Hardy expressed her support for the legality of abortion, while at the same time distancing herself from feminism. She wrote in 2008: "It is better to forgo having a child if you are not able to supply the minimum resources and time required for it to develop into a healthy, balanced adult. ... In contemporary French society, we hear a lot more talk about rights than we do their inseparable duties. This can be seen in how the feminist discourse has advanced the right of women to do as they wish with their own bodies, while passing over in silence — exactly like the puritan position — the fate of the children, although their fate should take precedence over everything else." In 2015, the singer caused controversy for her criticism of feminist activists in her essay "Avis non autorisés ...", in which she wrote: "I find them surly, ugly, that is to say not feminine for two cents. I have never been able to identify in anything with feminists. There are, however, some that I could have idealized..."

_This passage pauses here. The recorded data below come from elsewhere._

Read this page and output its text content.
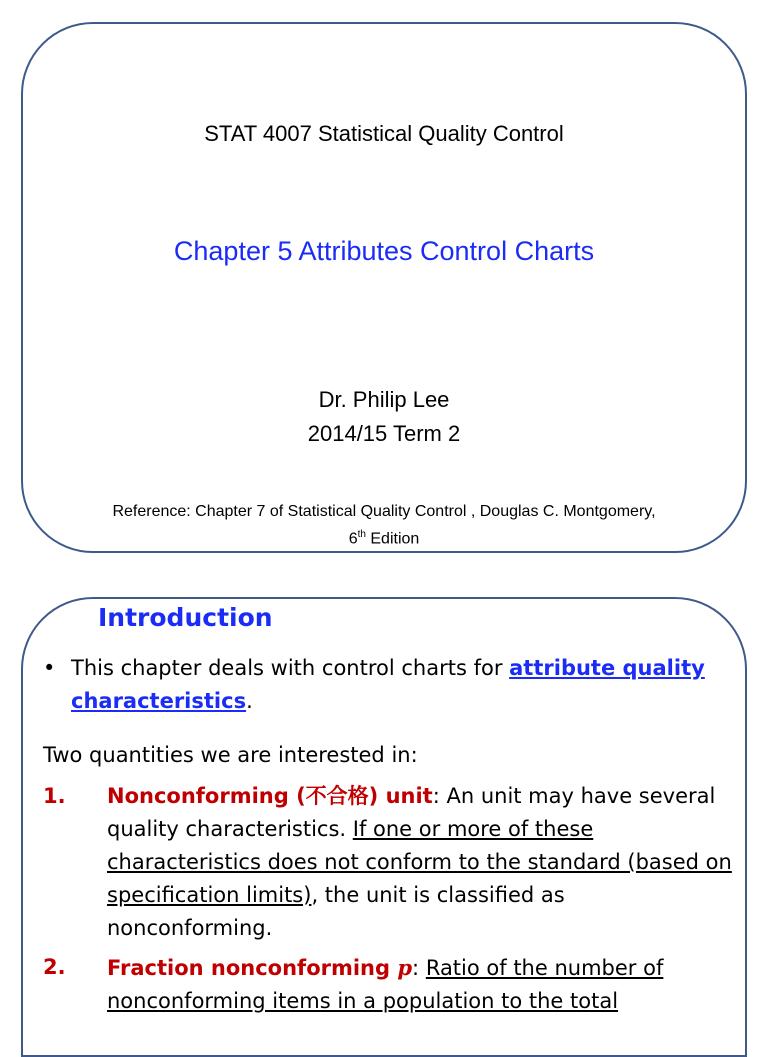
STAT 4007 Statistical Quality Control
Chapter 5 Attributes Control Charts
Dr. Philip Lee
2014/15 Term 2
Reference: Chapter 7 of Statistical Quality Control , Douglas C. Montgomery,
6th Edition
Introduction
• This chapter deals with control charts for attribute quality characteristics.
Two quantities we are interested in:
1. Nonconforming (不合格) unit: An unit may have several quality characteristics. If one or more of these characteristics does not conform to the standard (based on specification limits), the unit is classified as nonconforming.
2. Fraction nonconforming p: Ratio of the number of nonconforming items in a population to the total
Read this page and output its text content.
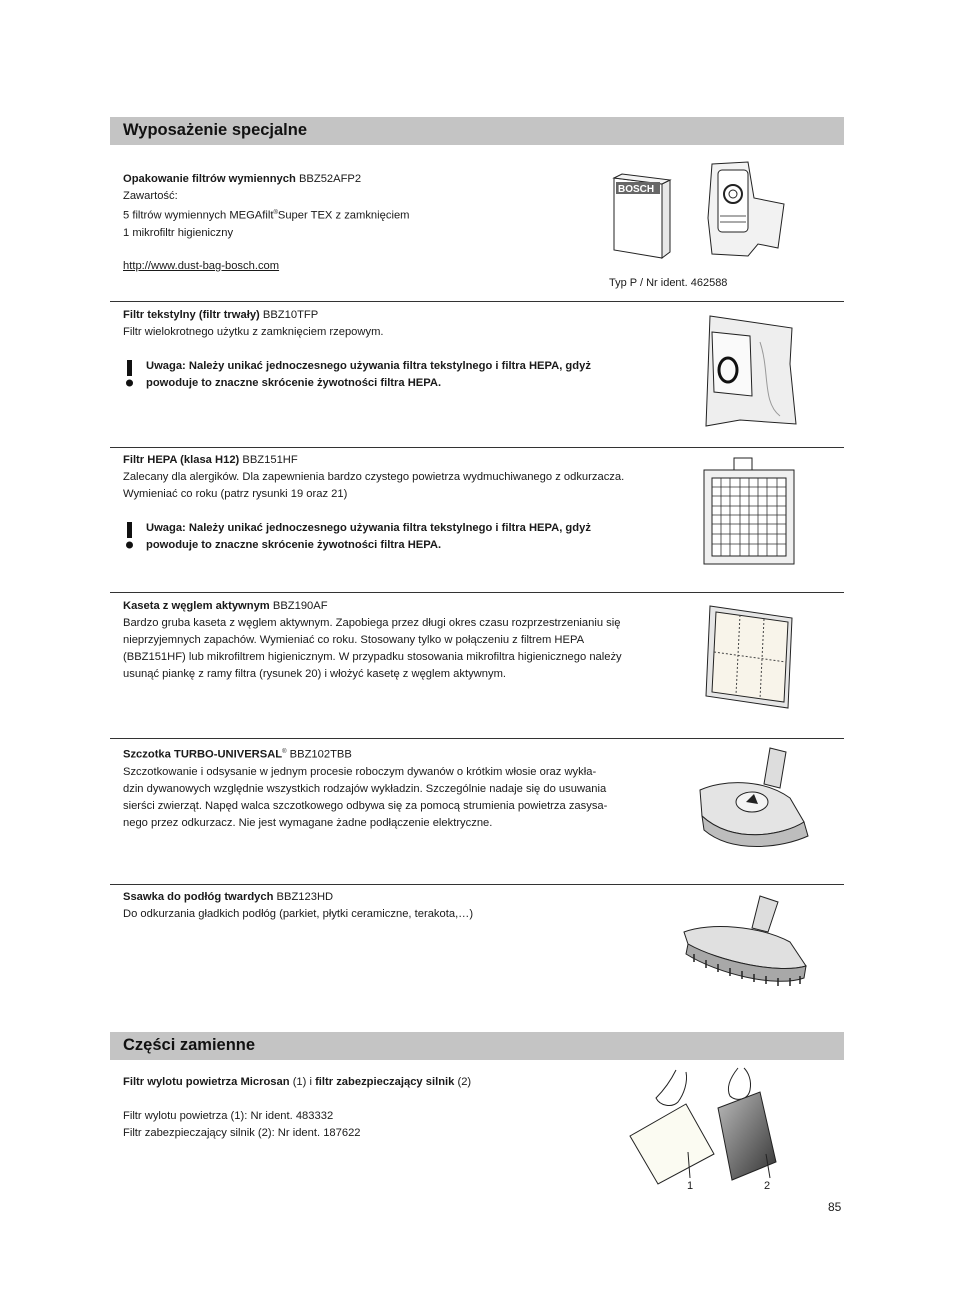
Wyposażenie specjalne

Opakowanie filtrów wymiennych BBZ52AFP2

Zawartość:

5 filtrów wymiennych MEGAfilt®Super TEX z zamknięciem

1 mikrofiltr higieniczny

http://www.dust-bag-bosch.com

BOSCH
Typ P / Nr ident. 462588

Filtr tekstylny (filtr trwały) BBZ10TFP

Filtr wielokrotnego użytku z zamknięciem rzepowym.

Uwaga: Należy unikać jednoczesnego używania filtra tekstylnego i filtra HEPA, gdyż
powoduje to znaczne skrócenie żywotności filtra HEPA.

Filtr HEPA (klasa H12) BBZ151HF

Zalecany dla alergików. Dla zapewnienia bardzo czystego powietrza wydmuchiwanego z odkurzacza.

Wymieniać co roku (patrz rysunki 19 oraz 21)

Uwaga: Należy unikać jednoczesnego używania filtra tekstylnego i filtra HEPA, gdyż
powoduje to znaczne skrócenie żywotności filtra HEPA.

Kaseta z węglem aktywnym BBZ190AF

Bardzo gruba kaseta z węglem aktywnym. Zapobiega przez długi okres czasu rozprzestrzenianiu się

nieprzyjemnych zapachów. Wymieniać co roku. Stosowany tylko w połączeniu z filtrem HEPA

(BBZ151HF) lub mikrofiltrem higienicznym. W przypadku stosowania mikrofiltra higienicznego należy

usunąć piankę z ramy filtra (rysunek 20) i włożyć kasetę z węglem aktywnym.

Szczotka TURBO-UNIVERSAL® BBZ102TBB

Szczotkowanie i odsysanie w jednym procesie roboczym dywanów o krótkim włosie oraz wykła-

dzin dywanowych względnie wszystkich rodzajów wykładzin. Szczególnie nadaje się do usuwania

sierści zwierząt. Napęd walca szczotkowego odbywa się za pomocą strumienia powietrza zasysa-

nego przez odkurzacz. Nie jest wymagane żadne podłączenie elektryczne.

Ssawka do podłóg twardych BBZ123HD

Do odkurzania gładkich podłóg (parkiet, płytki ceramiczne, terakota,…)

Części zamienne

Filtr wylotu powietrza Microsan (1) i filtr zabezpieczający silnik (2)

Filtr wylotu powietrza (1): Nr ident. 483332

Filtr zabezpieczający silnik (2): Nr ident. 187622

1	2
85
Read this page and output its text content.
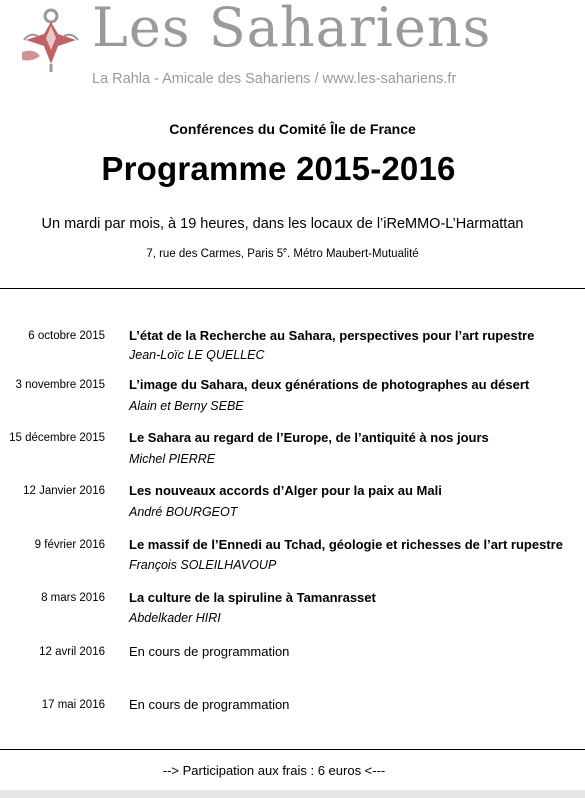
Les Sahariens
La Rahla - Amicale des Sahariens / www.les-sahariens.fr
Conférences du Comité Île de France
Programme 2015-2016
Un mardi par mois, à 19 heures, dans les locaux de l’iReMMO-L’Harmattan
7, rue des Carmes, Paris 5e. Métro Maubert-Mutualité
6 octobre 2015 L’état de la Recherche au Sahara, perspectives pour l’art rupestre
Jean-Loïc LE QUELLEC
3 novembre 2015 L’image du Sahara, deux générations de photographes au désert
Alain et Berny SEBE
15 décembre 2015 Le Sahara au regard de l’Europe, de l’antiquité à nos jours
Michel PIERRE
12 Janvier 2016 Les nouveaux accords d’Alger pour la paix au Mali
André BOURGEOT
9 février 2016 Le massif de l’Ennedi au Tchad, géologie et richesses de l’art rupestre
François SOLEILHAVOUP
8 mars 2016 La culture de la spiruline à Tamanrasset
Abdelkader HIRI
12 avril 2016 En cours de programmation
17 mai 2016 En cours de programmation
--> Participation aux frais : 6 euros <---
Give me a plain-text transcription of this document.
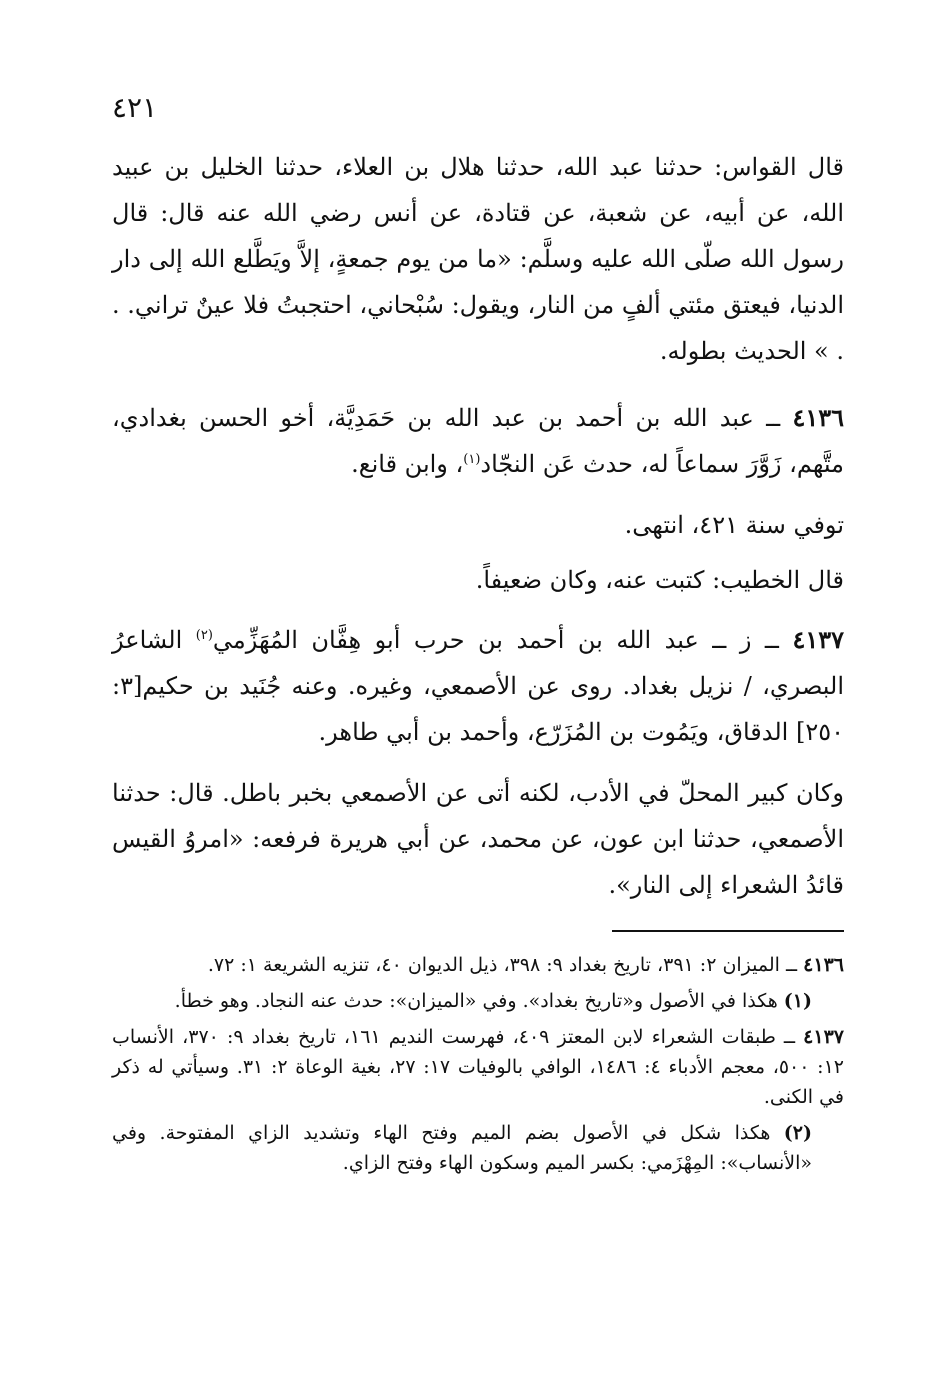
٤٢١

قال القواس: حدثنا عبد الله، حدثنا هلال بن العلاء، حدثنا الخليل بن عبيد الله، عن أبيه، عن شعبة، عن قتادة، عن أنس رضي الله عنه قال: قال رسول الله صلّى الله عليه وسلَّم: «ما من يوم جمعةٍ، إلاَّ ويَطَّلع الله إلى دار الدنيا، فيعتق مئتي ألفٍ من النار، ويقول: سُبْحاني، احتجبتُ فلا عينٌ تراني. . . » الحديث بطوله.

٤١٣٦ ــ عبد الله بن أحمد بن عبد الله بن حَمَدِيَّة، أخو الحسن بغدادي، متَّهم، زَوَّرَ سماعاً له، حدث عَن النجّاد$^{(١)}$، وابن قانع.

توفي سنة ٤٢١، انتهى.

قال الخطيب: كتبت عنه، وكان ضعيفاً.

٤١٣٧ ــ ز ــ عبد الله بن أحمد بن حرب أبو هِفَّان المُهَزِّمي$^{(٢)}$ الشاعرُ البصري، / نزيل بغداد. روى عن الأصمعي، وغيره. وعنه جُنَيد بن حكيم[٣: ٢٥٠] الدقاق، ويَمُوت بن المُزَرّع، وأحمد بن أبي طاهر.

وكان كبير المحلّ في الأدب، لكنه أتى عن الأصمعي بخبر باطل. قال: حدثنا الأصمعي، حدثنا ابن عون، عن محمد، عن أبي هريرة فرفعه: «امروُ القيس قائدُ الشعراء إلى النار».

٤١٣٦ ــ الميزان ٢: ٣٩١، تاريخ بغداد ٩: ٣٩٨، ذيل الديوان ٤٠، تنزيه الشريعة ١: ٧٢.

(١) هكذا في الأصول و«تاريخ بغداد». وفي «الميزان»: حدث عنه النجاد. وهو خطأ.

٤١٣٧ ــ طبقات الشعراء لابن المعتز ٤٠٩، فهرست النديم ١٦١، تاريخ بغداد ٩: ٣٧٠، الأنساب ١٢: ٥٠٠، معجم الأدباء ٤: ١٤٨٦، الوافي بالوفيات ١٧: ٢٧، بغية الوعاة ٢: ٣١. وسيأتي له ذكر في الكنى.

(٢) هكذا شكل في الأصول بضم الميم وفتح الهاء وتشديد الزاي المفتوحة. وفي «الأنساب»: المِهْزَمي: بكسر الميم وسكون الهاء وفتح الزاي.
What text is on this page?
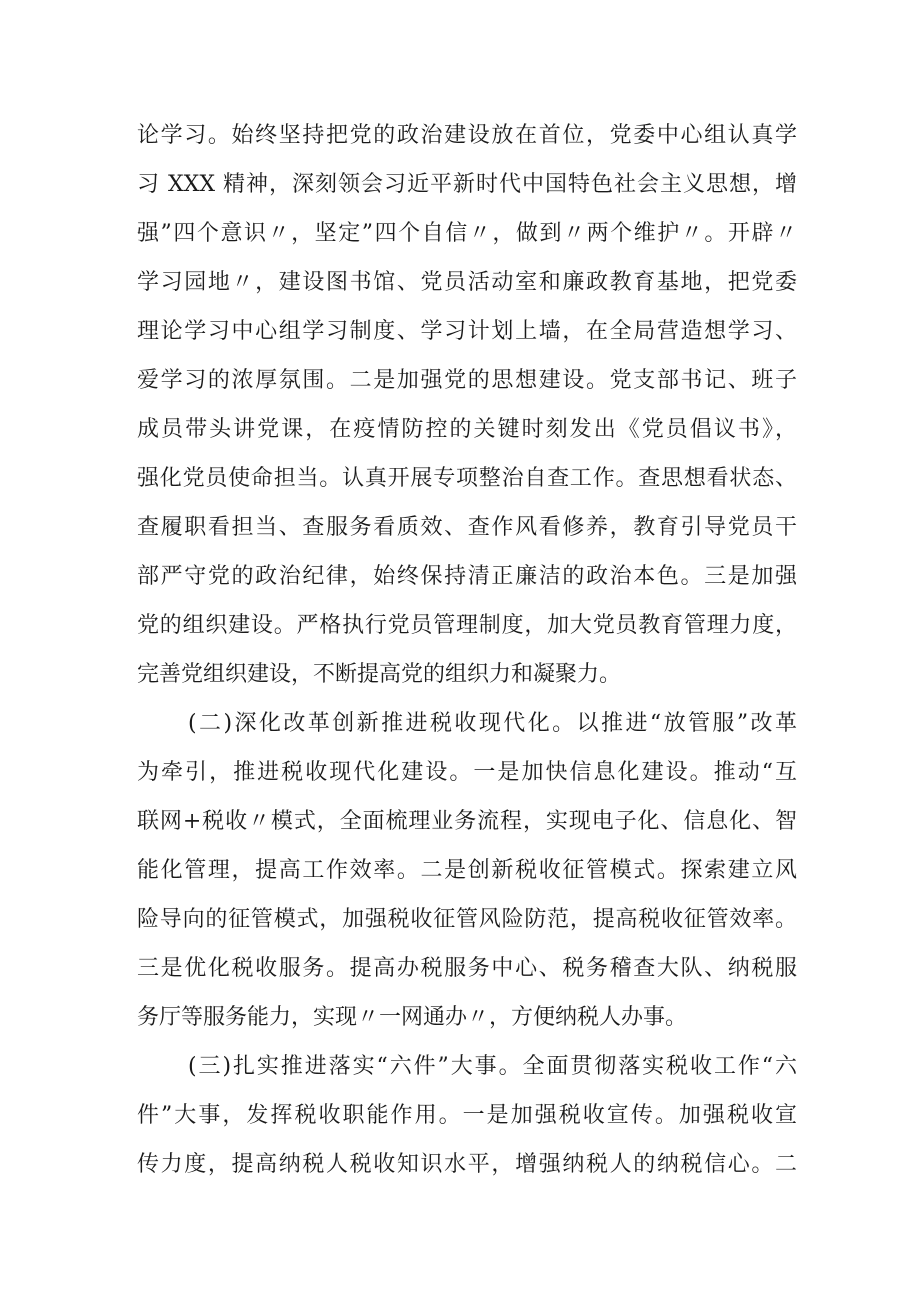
论学习。始终坚持把党的政治建设放在首位，党委中心组认真学
习 XXX 精神，深刻领会习近平新时代中国特色社会主义思想，增
强”四个意识〃，坚定”四个自信〃，做到〃两个维护〃。开辟〃
学习园地〃，建设图书馆、党员活动室和廉政教育基地，把党委
理论学习中心组学习制度、学习计划上墙，在全局营造想学习、
爱学习的浓厚氛围。二是加强党的思想建设。党支部书记、班子
成员带头讲党课，在疫情防控的关键时刻发出《党员倡议书》，
强化党员使命担当。认真开展专项整治自查工作。查思想看状态、
查履职看担当、查服务看质效、查作风看修养，教育引导党员干
部严守党的政治纪律，始终保持清正廉洁的政治本色。三是加强
党的组织建设。严格执行党员管理制度，加大党员教育管理力度，
完善党组织建设，不断提高党的组织力和凝聚力。
(二)深化改革创新推进税收现代化。以推进“放管服”改革
为牵引，推进税收现代化建设。一是加快信息化建设。推动“互
联网+税收〃模式，全面梳理业务流程，实现电子化、信息化、智
能化管理，提高工作效率。二是创新税收征管模式。探索建立风
险导向的征管模式，加强税收征管风险防范，提高税收征管效率。
三是优化税收服务。提高办税服务中心、税务稽查大队、纳税服
务厅等服务能力，实现〃一网通办〃，方便纳税人办事。
(三)扎实推进落实“六件”大事。全面贯彻落实税收工作“六
件”大事，发挥税收职能作用。一是加强税收宣传。加强税收宣
传力度，提高纳税人税收知识水平，增强纳税人的纳税信心。二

Amidst the 2017–2018 protests in France, Hardy expressed her support for President Emmanuel Macron, stating: "We must let him reform France. Part of the French people don't want to see the reality and are stuck in the Marxist ideology. What I like about President Macron is that he is an idealist but not an ideologue and is firmly grounded in reality." During the 2023 French pension reform strikes, Hardy told Le Journal du Dimanche that she was "ashamed of what was happening" in France, fearing that "repeated strikes" would make the country a "tourists repellent", and defended the pension reform bill.

Health and death

Between late 2004 and early 2005, Hardy was diagnosed with MALT lymphoma, which inaugurated a "hellish period" that disrupted her life. The singer then underwent chemotherapy treatment that was initially successful. In March 2015, Hardy's condition worsened and she had to be admitted to the hospital, where she was put into an artificial coma and nearly died. During her hospitalization, the singer also broke her hip and elbow. That month, she told Le Figaro: "I am very isolated, very handicapped by illness. I was diagnosed with lymphoma over ten years ago. But it is especially in the last three years that my symptoms have worsened. I also have a lot of difficulty walking. (...) There are times when I absolutely cannot see anyone and I cannot go out. But I remain positive, I live from day to day, I have no choice, I avoid thinking about it, it does not obsess me." The singer then underwent further chemotherapy and immunotherapy sessions.

Her health worsened and in 2021 she made news as a proponent for the legalization of physician-assisted suicide in France, expressing her desire to have recourse to euthanasia. She told RTL's Flavie Flament: "It's absolutely appalling, but for the moment I'm reassured. I manage to cook for myself. As long as I can do that, okay! But if it does become even worse, if I am weakened to the point of not being able to do anything, I would seriously think about euthanasia. I cannot stay like this waiting for death to come, because I cannot live any more. I can't do the things that my life requires." She also disclosed her inability to continue singing as a result of the effects of the treatments.

Hardy died of laryngeal cancer in Paris, on 11 June 2024, at the age of 80. Prior to her death, she had also experienced several falls and bone fractures.